Les consorts [D], parties condamnées aux dépens, seront condamnées in solidum à payer à Madame [I] [S] veuve [Y] une somme qu’il est équitable de fixer à 5.000 euros. Elles seront par ailleurs déboutées de leur demande à ce titre.
Sur l’exécution provisoire
En vertu de l’article 514 du Code de procédure civile, applicable à l’espèce, les décisions de première instance sont de droit exécutoires à titre provisoire, à moins que la loi ou la décision rendue n’en dispose autrement.

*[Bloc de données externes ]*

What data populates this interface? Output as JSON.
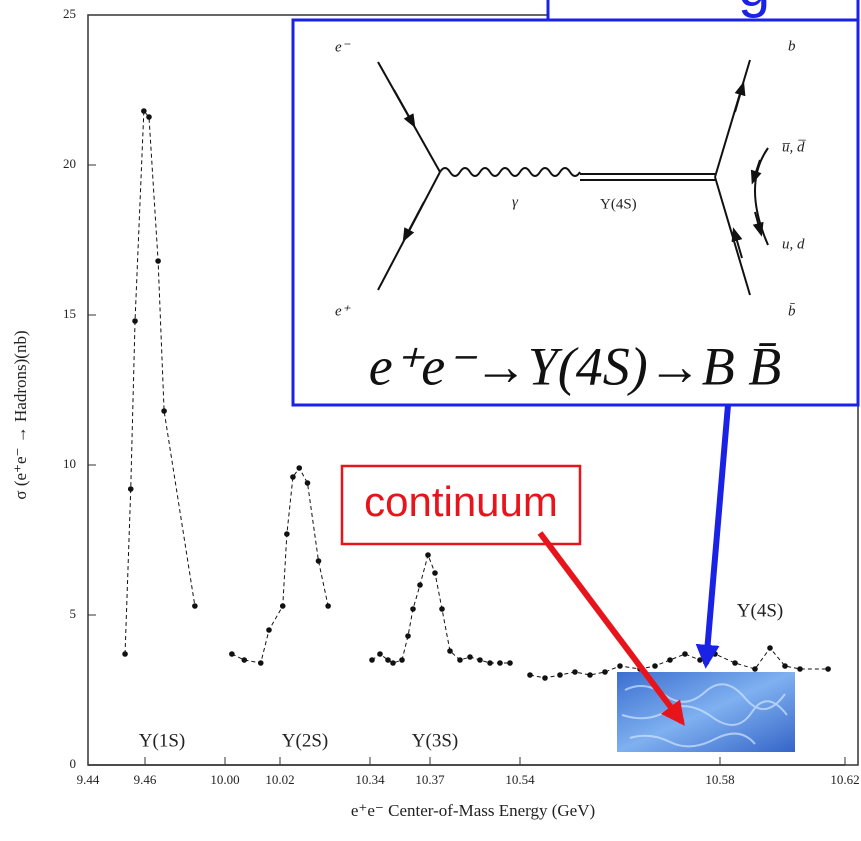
{
  "chart_data": {
    "type": "scatter",
    "xlabel": "e⁺e⁻ Center-of-Mass Energy (GeV)",
    "ylabel": "σ (e⁺e⁻ → Hadrons)(nb)",
    "xlim": [
      9.44,
      10.62
    ],
    "xticks": [
      9.44,
      9.46,
      {
        "value": 10.0,
        "label": "10.00"
      },
      10.02,
      10.34,
      10.37,
      10.54,
      10.58,
      10.62
    ],
    "ylim": [
      0,
      25
    ],
    "yticks": [
      0,
      5,
      10,
      15,
      20,
      25
    ],
    "line_style": "dashed",
    "series": [
      {
        "color": "#111111",
        "x": [
          9.453,
          9.455,
          9.4565,
          9.4596,
          9.4614,
          9.4646,
          9.4667,
          9.4775
        ],
        "values": [
          3.7,
          9.2,
          14.8,
          21.8,
          21.6,
          16.8,
          11.8,
          5.3
        ]
      },
      {
        "color": "#111111",
        "x": [
          10.0025,
          10.007,
          10.013,
          10.016,
          10.021,
          10.0225,
          10.0247,
          10.027,
          10.03,
          10.034,
          10.0375
        ],
        "values": [
          3.7,
          3.5,
          3.4,
          4.5,
          5.3,
          7.7,
          9.6,
          9.9,
          9.4,
          6.8,
          5.3
        ]
      },
      {
        "color": "#111111",
        "x": [
          10.341,
          10.345,
          10.349,
          10.3515,
          10.356,
          10.359,
          10.3615,
          10.365,
          10.369,
          10.3725,
          10.376,
          10.38,
          10.385,
          10.39,
          10.395,
          10.4,
          10.405,
          10.41
        ],
        "values": [
          3.5,
          3.7,
          3.5,
          3.4,
          3.5,
          4.3,
          5.2,
          6.0,
          7.0,
          6.4,
          5.2,
          3.8,
          3.5,
          3.6,
          3.5,
          3.4,
          3.4,
          3.4
        ]
      },
      {
        "color": "#111111",
        "x": [
          10.542,
          10.545,
          10.548,
          10.551,
          10.554,
          10.557,
          10.56,
          10.564,
          10.567,
          10.57,
          10.573,
          10.576,
          10.579,
          10.5848,
          10.5912,
          10.596,
          10.6008,
          10.6056,
          10.6146
        ],
        "values": [
          3.0,
          2.9,
          3.0,
          3.1,
          3.0,
          3.1,
          3.3,
          3.2,
          3.3,
          3.5,
          3.7,
          3.5,
          3.7,
          3.4,
          3.2,
          3.9,
          3.3,
          3.2,
          3.2
        ]
      }
    ],
    "annotations": [
      "Υ(1S)",
      "Υ(2S)",
      "Υ(3S)",
      "Υ(4S)"
    ]
  },
  "overlay": {
    "tag_fragment": "g",
    "diagram": {
      "e_minus": "e⁻",
      "e_plus": "e⁺",
      "photon": "γ",
      "resonance": "Υ(4S)",
      "b": "b",
      "anti_ud": "u̅, d̅",
      "ud": "u, d",
      "anti_b": "b̄"
    },
    "equation": "e⁺e⁻→Υ(4S)→B B̄",
    "continuum": "continuum"
  }
}
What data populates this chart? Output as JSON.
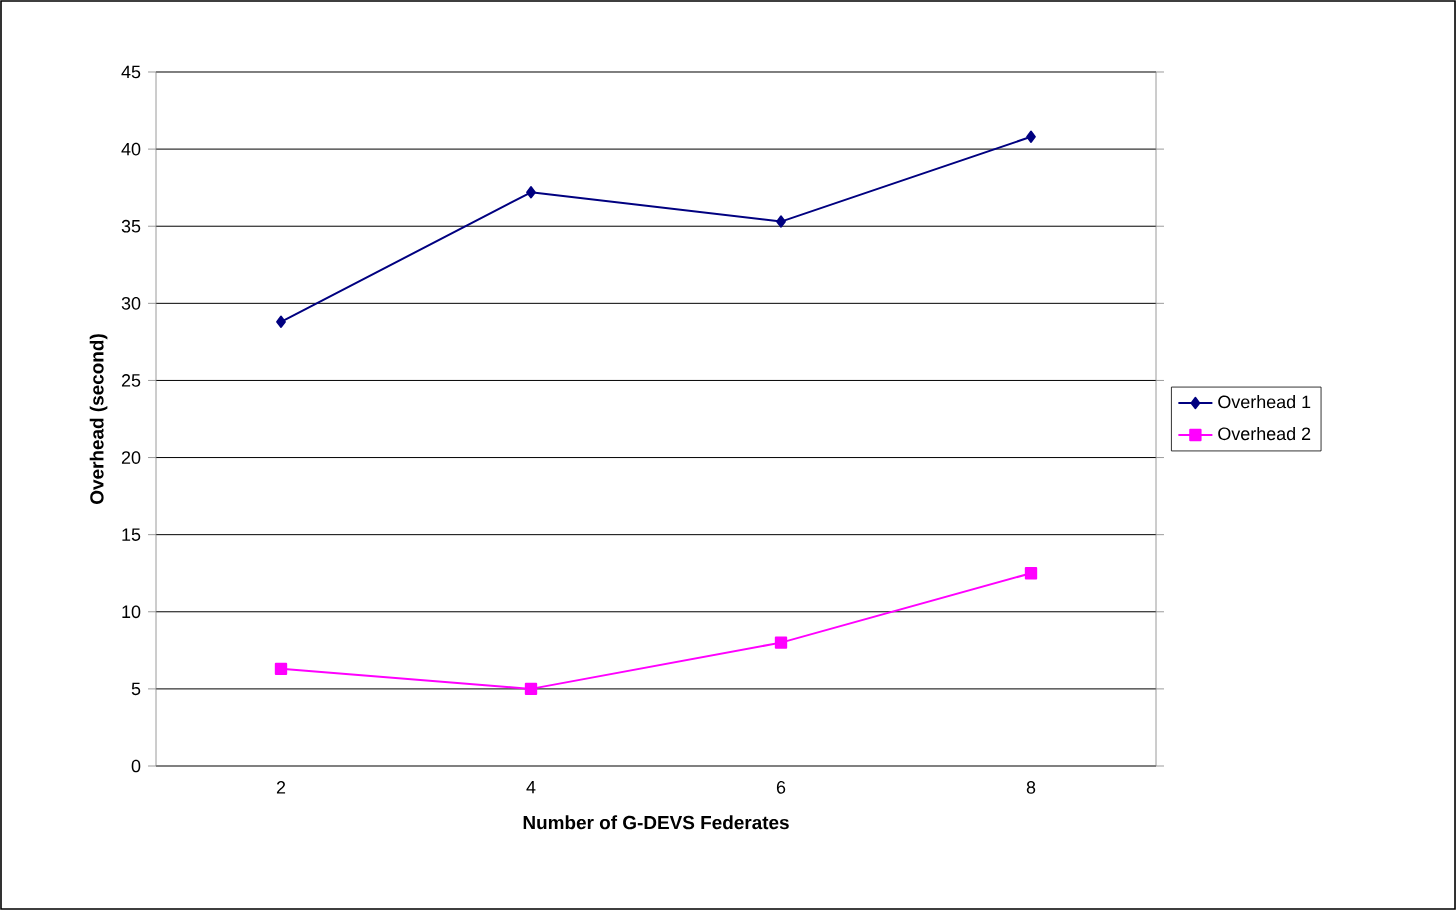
{
  "chart_data": {
    "type": "line",
    "xlabel": "Number of G-DEVS Federates",
    "ylabel": "Overhead (second)",
    "categories": [
      "2",
      "4",
      "6",
      "8"
    ],
    "series": [
      {
        "name": "Overhead 1",
        "color": "#000080",
        "marker": "diamond",
        "values": [
          28.8,
          37.2,
          35.3,
          40.8
        ]
      },
      {
        "name": "Overhead 2",
        "color": "#ff00ff",
        "marker": "square",
        "values": [
          6.3,
          5.0,
          8.0,
          12.5
        ]
      }
    ],
    "ylim": [
      0,
      45
    ],
    "yticks": [
      0,
      5,
      10,
      15,
      20,
      25,
      30,
      35,
      40,
      45
    ],
    "grid": "y",
    "legend": "right",
    "line_style": "solid"
  }
}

En l’espèce, aucune circonstance de droit ou de fait n’impose d’écarter l’exécution provisoire de droit.
PAR CES MOTIFS
Le Tribunal, statuant publiquement, par jugement contradictoire et en premier ressort, par mise à disposition au greffe ;
DECLARE Madame [C] [Y] épouse [K] et Madame [M] [Y] épouse [R] recevables en leurs demandes ;
DEBOUTE Madame [C] [Y] épouse [K] et Madame [M] [Y] épouse [R] de leur demande d’expertise avant-dire droit ;
DEBOUTE Madame [C] [Y] épouse [K] et Madame [M] [Y] épouse [R] de leur demande en nullité des testaments et de la reconnaissance de dette ;
DEBOUTE Madame [C] [Y] épouse [K] et Madame [M] [Y] épouse [R] de leur demande indemnitaire ;
CONDAMNE in solidum Madame [C] [Y] épouse [K] et Madame [M] [Y] épouse [R] aux entiers dépens de l’instance ;
CONDAMNE in solidum Madame [C] [Y] épouse [K] et Madame [M] [Y] épouse [R] à payer à Madame [I] [S] veuve [Y] la somme de 5.000 euros au titre de l’article 700 du code de procédure civile ;
DEBOUTE Madame [C] [Y] épouse [K] et Madame [M] [Y] épouse [R] de leur demande en condamnation au titre de l’article 700 du code de procédure civile ;
RAPPELLE l’exécution provisoire du présent jugement.
Le présent jugement a été prononcé par Madame Carole MAILLARD, Présidente, assistée de Christine RENTZ, Greffière, et elles en ont signé la minute.